The documentation, testing and ongoing monitoring expectations in the Circular Letter may prove challenging to operationalize for in-scope insurers that have not yet developed an internal AI governance program. As a practical next step, an insurer could conduct an inventory of current AIS and ECDIS use or development within its organization. Each AIS, for example, may require varying types of quantitative and qualitative testing depending on its context of use and intended outputs.

It is unclear how NYDFS may enforce the guidance in the Circular Letter once issued. The guidance does not have the force of law but suggests insurers using ECDIS and AIS take comprehensive action subject to NYDFS examination. Licensed insurers that currently use or plan to deploy AIS and ECDIS should carefully review the Circular Letter and are invited to submit comments to NYDFS by March 17, 2024.

For more insights on what’s ahead for AI in 2024, including general guidance on AI governance and risk management considerations, please see our Special Report, AI and the Next Frontier: Understanding What’s Ahead in 2024.

If you want to discuss the Circular Letter more in-depth or have any questions, please reach out to the authors or your regular McDermott lawyer.

Endnotes


[1] “ECDIS includes data or information used – in whole or in part – to supplement traditional medical, property or casualty underwriting or pricing, as a proxy for traditional medical, property or casualty underwriting or pricing, or to establish ‘lifestyle indicators’ that may contribute to an underwriting or pricing assessment of an applicant for insurance coverage.”

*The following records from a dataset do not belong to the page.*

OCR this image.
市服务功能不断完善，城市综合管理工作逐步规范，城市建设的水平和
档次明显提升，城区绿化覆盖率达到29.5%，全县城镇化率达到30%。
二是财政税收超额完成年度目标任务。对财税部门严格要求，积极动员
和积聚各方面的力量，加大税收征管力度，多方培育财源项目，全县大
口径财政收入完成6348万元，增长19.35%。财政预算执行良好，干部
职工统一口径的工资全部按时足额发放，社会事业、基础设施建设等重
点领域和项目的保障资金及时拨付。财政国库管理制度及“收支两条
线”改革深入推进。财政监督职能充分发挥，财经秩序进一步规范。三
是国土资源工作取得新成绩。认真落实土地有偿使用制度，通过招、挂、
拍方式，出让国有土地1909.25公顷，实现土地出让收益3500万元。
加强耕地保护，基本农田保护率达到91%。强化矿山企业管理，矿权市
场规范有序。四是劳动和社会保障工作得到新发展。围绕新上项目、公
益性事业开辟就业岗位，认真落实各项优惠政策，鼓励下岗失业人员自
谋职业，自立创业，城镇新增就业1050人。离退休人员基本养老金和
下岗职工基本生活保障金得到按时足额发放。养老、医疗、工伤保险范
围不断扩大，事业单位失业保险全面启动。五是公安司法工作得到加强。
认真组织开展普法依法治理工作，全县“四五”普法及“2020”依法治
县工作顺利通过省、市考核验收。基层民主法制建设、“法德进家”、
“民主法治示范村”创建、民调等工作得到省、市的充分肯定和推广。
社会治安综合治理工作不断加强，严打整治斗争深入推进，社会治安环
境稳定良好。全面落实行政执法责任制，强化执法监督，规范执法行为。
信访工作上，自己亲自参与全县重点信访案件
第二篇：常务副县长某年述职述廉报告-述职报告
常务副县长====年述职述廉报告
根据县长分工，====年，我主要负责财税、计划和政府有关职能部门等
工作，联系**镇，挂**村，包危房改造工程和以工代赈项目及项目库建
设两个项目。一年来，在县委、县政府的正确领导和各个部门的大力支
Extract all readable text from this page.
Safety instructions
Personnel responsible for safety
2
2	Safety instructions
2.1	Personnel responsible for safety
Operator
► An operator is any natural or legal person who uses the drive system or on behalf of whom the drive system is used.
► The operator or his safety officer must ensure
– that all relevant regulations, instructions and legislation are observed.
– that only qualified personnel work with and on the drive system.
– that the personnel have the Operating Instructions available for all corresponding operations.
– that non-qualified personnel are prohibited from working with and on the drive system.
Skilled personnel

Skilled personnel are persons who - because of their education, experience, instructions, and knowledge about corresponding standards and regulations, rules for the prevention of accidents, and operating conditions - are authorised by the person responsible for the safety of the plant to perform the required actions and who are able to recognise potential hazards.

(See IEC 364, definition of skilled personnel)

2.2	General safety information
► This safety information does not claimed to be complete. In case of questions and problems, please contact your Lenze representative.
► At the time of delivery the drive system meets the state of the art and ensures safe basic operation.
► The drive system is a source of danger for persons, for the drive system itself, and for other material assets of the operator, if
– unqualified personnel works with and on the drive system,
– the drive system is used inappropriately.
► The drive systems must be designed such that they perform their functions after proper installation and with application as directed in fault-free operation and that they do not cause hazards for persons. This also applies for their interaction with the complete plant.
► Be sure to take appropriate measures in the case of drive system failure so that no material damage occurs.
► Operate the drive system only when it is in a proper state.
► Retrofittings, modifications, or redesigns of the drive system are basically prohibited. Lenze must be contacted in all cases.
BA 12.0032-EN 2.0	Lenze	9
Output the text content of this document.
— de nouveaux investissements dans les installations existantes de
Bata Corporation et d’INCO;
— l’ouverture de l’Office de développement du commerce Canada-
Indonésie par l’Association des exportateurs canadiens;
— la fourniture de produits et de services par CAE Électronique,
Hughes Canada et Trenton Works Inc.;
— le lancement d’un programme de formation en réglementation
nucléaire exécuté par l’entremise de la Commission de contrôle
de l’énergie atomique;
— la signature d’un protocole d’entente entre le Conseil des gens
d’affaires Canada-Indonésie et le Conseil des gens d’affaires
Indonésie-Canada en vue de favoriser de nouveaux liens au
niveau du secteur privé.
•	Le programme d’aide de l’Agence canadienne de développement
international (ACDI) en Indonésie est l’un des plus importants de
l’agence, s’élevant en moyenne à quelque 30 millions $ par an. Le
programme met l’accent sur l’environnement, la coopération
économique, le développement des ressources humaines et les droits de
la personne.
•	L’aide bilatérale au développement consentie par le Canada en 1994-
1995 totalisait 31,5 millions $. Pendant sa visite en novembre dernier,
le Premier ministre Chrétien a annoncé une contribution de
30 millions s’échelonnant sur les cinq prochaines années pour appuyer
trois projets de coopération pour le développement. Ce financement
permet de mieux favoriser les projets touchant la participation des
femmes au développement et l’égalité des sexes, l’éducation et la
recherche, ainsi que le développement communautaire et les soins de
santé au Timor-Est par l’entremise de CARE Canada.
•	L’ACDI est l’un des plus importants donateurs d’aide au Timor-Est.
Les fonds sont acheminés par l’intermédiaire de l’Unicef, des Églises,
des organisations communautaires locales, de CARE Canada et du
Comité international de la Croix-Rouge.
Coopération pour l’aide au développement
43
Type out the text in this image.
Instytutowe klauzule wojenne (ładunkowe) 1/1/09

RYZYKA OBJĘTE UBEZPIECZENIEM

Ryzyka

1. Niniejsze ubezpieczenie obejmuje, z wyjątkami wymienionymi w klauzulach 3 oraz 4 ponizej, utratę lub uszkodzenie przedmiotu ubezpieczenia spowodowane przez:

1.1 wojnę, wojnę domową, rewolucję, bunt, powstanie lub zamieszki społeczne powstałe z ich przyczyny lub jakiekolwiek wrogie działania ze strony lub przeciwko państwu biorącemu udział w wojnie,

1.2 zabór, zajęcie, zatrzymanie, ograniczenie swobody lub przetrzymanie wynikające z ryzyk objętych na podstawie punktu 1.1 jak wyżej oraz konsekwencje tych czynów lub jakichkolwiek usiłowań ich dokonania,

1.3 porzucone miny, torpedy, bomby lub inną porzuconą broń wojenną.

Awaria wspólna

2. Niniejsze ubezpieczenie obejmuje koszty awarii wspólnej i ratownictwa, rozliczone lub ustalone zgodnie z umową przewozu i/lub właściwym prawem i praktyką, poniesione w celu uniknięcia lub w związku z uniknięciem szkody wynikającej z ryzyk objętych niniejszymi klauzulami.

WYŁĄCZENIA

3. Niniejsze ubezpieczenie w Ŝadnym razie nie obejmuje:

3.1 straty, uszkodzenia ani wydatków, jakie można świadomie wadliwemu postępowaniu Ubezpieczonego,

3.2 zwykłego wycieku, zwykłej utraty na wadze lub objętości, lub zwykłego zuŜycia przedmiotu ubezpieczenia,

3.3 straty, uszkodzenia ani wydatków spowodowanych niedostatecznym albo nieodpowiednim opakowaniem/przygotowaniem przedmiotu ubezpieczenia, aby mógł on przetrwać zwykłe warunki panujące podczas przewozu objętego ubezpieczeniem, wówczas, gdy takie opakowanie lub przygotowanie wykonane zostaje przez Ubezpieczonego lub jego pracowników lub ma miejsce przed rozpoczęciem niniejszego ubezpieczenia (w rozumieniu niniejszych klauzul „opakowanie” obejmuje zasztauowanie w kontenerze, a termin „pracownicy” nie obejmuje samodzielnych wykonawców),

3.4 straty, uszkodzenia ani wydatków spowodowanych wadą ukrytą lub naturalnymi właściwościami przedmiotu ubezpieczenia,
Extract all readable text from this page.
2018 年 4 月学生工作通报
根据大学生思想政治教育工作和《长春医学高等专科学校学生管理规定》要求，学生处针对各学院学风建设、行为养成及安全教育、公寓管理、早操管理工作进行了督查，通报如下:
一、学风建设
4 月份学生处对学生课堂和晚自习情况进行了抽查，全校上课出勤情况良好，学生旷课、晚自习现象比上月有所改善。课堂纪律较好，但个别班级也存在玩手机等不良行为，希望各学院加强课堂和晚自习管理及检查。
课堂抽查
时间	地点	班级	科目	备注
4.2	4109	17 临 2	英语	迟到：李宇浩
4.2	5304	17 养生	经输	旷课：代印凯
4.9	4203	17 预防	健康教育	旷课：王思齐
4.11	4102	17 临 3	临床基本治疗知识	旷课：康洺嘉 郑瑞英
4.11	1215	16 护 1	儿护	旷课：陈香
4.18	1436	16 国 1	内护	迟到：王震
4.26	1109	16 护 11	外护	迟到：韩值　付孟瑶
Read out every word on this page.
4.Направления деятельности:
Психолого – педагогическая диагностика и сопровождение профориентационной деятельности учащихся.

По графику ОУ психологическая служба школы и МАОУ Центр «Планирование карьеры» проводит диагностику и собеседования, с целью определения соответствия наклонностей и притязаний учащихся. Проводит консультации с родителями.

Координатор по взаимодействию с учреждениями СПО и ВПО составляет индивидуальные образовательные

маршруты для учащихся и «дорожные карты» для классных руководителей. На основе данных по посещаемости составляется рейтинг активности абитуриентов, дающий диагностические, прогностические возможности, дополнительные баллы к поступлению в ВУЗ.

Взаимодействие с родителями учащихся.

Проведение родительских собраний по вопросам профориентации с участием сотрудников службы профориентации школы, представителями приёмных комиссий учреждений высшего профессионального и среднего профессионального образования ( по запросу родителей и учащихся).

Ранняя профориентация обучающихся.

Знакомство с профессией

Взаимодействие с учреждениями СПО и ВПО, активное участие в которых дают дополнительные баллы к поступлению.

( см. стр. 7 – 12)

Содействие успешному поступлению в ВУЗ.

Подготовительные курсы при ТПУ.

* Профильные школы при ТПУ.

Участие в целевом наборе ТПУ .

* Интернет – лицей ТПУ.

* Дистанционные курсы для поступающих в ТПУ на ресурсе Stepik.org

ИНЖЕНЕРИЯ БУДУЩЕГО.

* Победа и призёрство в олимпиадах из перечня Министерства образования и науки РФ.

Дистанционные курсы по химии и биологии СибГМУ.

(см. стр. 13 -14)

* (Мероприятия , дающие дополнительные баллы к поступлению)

“AIS means any machine-based system designed to perform functions normally associated with human intelligence, such as reasoning, learning, and self-improvement, that is used – in whole or in part – to supplement traditional medical, property or casualty underwriting or pricing, as a proxy for traditional medical, property or casualty underwriting or pricing, or to establish ‘lifestyle indicators’ that may contribute to an underwriting or pricing assessment of an applicant for insurance coverage.”